Will Greg change the GPS route to redirect his family towards the convention? Of course he will. Will he regret it later on when mom gushes about how much she wants a happy family vacation? Obviously. Will there be a scene where the car breaks down and the family is covered in mud while trying to dig the car out of the dirt? It wouldn’t be a bland family road trip movie without it. Every single gag is presented with the most obvious of setups and the most depressing of payoffs. Dad says he wants quiet in the car and everything turns noisy. Greg says he has to pee at the next stop that is 35 miles away, leading to him peeing in a bottle. How amusing. It’s not like I haven’t seen this bit in Dumb and Dumber with better anticipation and a funnier punchline.

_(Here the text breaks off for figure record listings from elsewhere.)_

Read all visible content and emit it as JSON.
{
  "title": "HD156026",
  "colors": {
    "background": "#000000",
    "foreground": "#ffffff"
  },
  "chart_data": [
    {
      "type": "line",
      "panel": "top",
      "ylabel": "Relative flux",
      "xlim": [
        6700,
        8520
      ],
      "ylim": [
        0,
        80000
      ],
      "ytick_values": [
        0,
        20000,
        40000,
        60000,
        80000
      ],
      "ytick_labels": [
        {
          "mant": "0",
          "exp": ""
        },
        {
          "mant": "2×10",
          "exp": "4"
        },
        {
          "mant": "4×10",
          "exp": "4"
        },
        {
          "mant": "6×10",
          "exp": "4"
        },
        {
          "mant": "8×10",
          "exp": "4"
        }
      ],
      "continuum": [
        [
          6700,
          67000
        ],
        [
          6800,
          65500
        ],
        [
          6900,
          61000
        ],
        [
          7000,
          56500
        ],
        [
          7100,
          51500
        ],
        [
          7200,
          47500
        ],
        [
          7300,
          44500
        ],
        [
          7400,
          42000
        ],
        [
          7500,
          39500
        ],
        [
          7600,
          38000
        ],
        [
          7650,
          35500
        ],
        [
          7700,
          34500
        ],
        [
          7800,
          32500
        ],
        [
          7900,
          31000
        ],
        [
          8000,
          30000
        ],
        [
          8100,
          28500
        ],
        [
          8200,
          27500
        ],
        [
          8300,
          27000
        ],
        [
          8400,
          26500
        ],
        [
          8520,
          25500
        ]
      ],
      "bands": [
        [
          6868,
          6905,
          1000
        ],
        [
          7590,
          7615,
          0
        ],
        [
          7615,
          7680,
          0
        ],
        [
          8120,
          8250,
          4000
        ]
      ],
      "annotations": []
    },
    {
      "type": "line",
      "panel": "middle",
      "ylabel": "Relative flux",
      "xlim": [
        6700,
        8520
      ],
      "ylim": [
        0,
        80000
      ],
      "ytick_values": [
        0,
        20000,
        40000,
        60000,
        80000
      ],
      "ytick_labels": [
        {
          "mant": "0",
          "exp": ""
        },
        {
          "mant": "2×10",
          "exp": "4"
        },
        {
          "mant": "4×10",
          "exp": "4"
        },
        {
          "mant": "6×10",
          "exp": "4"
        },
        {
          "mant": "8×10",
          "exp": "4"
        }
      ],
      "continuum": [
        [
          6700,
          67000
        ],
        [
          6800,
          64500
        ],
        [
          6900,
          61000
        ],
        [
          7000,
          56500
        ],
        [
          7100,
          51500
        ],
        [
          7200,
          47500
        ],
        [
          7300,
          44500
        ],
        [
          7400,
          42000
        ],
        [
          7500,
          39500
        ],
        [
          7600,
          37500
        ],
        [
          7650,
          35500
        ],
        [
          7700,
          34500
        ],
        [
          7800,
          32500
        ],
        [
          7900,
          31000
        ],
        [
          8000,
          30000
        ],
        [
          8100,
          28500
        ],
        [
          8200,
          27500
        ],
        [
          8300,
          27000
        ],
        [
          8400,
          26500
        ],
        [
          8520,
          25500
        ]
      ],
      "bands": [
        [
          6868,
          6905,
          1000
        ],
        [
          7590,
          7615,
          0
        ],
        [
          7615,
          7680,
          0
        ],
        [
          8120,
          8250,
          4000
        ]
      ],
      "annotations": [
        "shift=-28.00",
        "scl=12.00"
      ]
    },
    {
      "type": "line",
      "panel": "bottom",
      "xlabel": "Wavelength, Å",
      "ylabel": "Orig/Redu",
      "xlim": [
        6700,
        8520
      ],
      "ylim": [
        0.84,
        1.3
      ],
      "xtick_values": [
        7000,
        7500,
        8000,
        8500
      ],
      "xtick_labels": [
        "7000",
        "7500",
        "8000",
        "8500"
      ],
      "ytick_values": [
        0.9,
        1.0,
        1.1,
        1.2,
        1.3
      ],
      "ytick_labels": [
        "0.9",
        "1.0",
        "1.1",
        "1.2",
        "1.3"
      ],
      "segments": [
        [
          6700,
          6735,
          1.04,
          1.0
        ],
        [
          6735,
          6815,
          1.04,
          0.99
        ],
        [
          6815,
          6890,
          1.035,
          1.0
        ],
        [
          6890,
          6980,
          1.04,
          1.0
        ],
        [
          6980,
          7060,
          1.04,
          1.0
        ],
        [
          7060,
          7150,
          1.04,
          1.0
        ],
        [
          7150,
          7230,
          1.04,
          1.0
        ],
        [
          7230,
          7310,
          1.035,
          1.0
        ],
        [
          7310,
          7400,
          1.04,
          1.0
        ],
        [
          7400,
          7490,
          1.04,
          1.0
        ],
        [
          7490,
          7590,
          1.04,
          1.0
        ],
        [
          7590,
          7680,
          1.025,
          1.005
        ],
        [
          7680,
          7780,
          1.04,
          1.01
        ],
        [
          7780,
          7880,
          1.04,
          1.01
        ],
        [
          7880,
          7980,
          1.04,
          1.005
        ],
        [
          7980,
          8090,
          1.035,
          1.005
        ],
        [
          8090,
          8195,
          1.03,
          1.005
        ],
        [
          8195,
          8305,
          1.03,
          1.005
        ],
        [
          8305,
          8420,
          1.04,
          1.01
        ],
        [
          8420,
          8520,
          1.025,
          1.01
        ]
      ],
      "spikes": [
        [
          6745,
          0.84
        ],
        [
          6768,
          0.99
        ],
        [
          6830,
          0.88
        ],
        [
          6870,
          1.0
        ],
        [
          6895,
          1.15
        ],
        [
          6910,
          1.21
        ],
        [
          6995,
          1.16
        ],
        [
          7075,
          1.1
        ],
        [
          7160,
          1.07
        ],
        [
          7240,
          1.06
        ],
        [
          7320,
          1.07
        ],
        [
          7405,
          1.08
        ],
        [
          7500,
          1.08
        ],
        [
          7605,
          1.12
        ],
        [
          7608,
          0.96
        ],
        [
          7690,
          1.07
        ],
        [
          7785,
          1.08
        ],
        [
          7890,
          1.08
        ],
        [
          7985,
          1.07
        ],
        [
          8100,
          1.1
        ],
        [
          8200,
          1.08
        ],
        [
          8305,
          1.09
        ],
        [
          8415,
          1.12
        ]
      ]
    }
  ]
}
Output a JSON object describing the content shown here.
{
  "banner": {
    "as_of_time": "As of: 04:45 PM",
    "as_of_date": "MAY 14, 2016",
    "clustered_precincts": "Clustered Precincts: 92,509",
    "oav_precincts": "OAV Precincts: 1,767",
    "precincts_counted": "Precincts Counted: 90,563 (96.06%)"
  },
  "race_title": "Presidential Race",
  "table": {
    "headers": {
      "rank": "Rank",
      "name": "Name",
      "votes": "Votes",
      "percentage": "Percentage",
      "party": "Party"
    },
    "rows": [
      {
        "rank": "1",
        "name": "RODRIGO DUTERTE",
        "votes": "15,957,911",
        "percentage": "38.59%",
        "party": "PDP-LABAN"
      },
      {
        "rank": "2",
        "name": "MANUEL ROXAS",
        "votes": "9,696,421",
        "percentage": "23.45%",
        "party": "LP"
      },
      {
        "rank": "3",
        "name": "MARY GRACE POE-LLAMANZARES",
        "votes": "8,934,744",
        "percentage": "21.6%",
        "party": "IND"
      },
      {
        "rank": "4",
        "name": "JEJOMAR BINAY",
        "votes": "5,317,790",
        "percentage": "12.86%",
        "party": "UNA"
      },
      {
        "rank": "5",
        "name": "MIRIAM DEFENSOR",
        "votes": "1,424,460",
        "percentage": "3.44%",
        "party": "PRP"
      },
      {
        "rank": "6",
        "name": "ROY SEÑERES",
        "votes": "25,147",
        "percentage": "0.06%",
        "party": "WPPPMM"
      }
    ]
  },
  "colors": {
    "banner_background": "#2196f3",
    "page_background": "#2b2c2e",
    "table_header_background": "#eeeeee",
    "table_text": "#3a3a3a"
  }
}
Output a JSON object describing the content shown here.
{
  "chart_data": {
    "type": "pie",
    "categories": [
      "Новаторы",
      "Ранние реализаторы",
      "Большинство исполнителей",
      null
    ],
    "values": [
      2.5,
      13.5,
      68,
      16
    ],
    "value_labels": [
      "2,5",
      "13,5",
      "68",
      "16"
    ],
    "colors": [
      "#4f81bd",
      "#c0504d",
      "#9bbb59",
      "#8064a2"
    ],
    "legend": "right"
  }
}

All that junk I expected. What I didn’t expect was the more baffling gross-out humor that goes the extra mile. There’s a stop at a county fair where Rodrick devours deep fried sticks of butter so he can puke them up while on a ride. The vomit appears in slow motion and shoots towards the screen as though it were intended for a 3D movie, which this movie is thankfully not. There has to be a reoccurring character on the road trip, but I didn’t expect it to be a fat bearded man that believes Greg dinged his car and proceeds to chase after him. Is this what’s funny to kids? Bearded adults that will hound you across the state so that they can, I assume, beat the snot out of you? I bet if this guy actually did this to Greg, the snot would launch out of his nose and directly into the bearded guy’s mouth.
Even the most basic, the most simplistic of screenwriting methodology is chucked out the window with laziness. Rodrick needs money for his van, but won’t find it on this trip. Dad needs to work while on the road to keep his job, but this never comes into question after two brief mentions. All subplots are either resolved off screen or abandoned to make room for scenes where a pig poops in the car and the luggage comically spills out onto the road. Even a reference to Psycho, the easiest of references for a skilled enough filmmaker, is botched for not including all the notable shots, making the film go down in flames with its attempt at satire. I couldn’t sympathize with any of the characters, especially when Alicia Silverstone has to poorly sing a Spice Girls song in the car not once, but twice. Actually, I take that back: I could sympathize with Greg for being stuck in the car for such a predictable plot with the most aggravating of characters. He doesn’t want to be around them or on this trip and neither do I. I felt less sorry for Greg’s plight and more for his existence in this hellish cartoon world.
If it wasn’t obvious, this was my introduction to the Wimpy Kids movies. And I hope it is the end of my experience with Wimpy Kid movies, as I couldn’t wait to get off this ride of repulsion.